5c46: Difference between revisions

Publication Abstract from PubMed

The ability of proteins to bind and interact with protein partners plays fundamental roles in many cellular contexts. X-ray crystallography has been a powerful approach to understand protein-protein interactions, however, a challenge in the crystallization of proteins and their complexes is the presence of intrinsically disordered regions. In this article we describe an application of hydrogen deuterium exchange mass spectrometry (HDX-MS) to identify dynamic regions within type III phosphatidylinositol 4 kinase beta (PI4KIIIbeta) in complex with the GTPase Rab11. This information was then used to design deletions that allowed for the production of diffraction quality crystals. Importantly we also used HDX-MS to verify that the new construct was properly folded, consistent with it being catalytically and functionally active. Structures of PI4KIIIbeta in an Apo state and bound to the potent inhibitor BQR695 in complex with both GTPgammaS and GDP loaded Rab11 were determined. This hybrid HDX-MS/crystallographic strategy revealed novel aspects of the PI4KIIIbeta-Rab11 complex, as well as the molecular mechanism of potency of a PI4K specific inhibitor (BQR695). This approach is widely applicable to protein-protein complexes, and is an excellent strategy to optimize constructs for high-resolution structural approaches. This article is protected by copyright. All rights reserved.

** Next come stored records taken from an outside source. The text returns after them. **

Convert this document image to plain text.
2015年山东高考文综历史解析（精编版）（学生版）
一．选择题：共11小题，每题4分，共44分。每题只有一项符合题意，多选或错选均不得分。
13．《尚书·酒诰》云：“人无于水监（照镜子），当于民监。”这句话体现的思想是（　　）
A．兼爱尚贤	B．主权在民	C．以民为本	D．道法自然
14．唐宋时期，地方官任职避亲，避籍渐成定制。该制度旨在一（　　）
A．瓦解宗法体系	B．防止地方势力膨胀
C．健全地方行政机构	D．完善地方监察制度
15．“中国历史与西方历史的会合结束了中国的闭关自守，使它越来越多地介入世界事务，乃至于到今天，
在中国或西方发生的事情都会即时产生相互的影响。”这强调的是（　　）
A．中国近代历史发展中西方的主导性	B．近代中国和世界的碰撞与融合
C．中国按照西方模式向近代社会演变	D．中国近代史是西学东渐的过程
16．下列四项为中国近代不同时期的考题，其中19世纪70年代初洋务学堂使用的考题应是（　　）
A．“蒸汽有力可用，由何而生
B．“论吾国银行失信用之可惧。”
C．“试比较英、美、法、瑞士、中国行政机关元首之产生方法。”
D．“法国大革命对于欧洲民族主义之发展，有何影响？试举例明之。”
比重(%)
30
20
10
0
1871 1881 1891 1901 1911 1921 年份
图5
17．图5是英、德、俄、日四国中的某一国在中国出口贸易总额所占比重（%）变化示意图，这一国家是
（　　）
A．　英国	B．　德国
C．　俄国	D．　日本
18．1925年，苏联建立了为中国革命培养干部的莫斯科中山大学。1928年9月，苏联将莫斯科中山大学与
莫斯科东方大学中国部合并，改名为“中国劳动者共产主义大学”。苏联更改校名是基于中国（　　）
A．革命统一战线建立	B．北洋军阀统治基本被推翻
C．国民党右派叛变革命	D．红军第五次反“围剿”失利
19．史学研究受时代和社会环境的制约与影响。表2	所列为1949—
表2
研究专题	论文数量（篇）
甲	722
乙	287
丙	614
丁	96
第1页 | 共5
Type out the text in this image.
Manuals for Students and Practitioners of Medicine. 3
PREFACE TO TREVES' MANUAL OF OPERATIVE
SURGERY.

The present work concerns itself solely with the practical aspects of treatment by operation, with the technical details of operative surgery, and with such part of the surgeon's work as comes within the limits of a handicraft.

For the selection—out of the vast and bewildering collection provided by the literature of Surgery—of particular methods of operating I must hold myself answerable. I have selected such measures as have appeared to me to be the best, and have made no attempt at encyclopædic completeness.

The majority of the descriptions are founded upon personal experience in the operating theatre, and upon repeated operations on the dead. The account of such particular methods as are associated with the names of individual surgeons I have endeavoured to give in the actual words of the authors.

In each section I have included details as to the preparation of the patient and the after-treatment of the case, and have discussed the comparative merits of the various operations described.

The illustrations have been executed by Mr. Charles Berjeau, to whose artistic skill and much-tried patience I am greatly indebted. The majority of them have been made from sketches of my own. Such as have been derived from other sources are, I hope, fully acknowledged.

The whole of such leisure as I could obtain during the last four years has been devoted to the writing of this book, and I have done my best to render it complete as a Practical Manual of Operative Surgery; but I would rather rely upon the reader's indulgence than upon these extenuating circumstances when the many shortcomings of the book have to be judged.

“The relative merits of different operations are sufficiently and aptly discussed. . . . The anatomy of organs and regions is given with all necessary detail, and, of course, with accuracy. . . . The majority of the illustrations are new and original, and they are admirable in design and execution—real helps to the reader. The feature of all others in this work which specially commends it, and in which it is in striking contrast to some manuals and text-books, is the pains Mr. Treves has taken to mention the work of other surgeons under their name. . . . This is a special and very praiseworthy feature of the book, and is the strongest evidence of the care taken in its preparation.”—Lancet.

Using hydrogen deuterium exchange mass spectrometry to engineer optimized constructs for crystallization of protein complexes: Case study of PI4KIIIbeta with Rab11.,Fowler ML, McPhail JA, Jenkins ML, Masson GR, Rutaganira FU, Shokat KM, Williams RL, Burke JE Protein Sci. 2016 Jan 12. doi: 10.1002/pro.2879. PMID:26756197^[4]

From MEDLINE®/PubMed®, a database of the U.S. National Library of Medicine.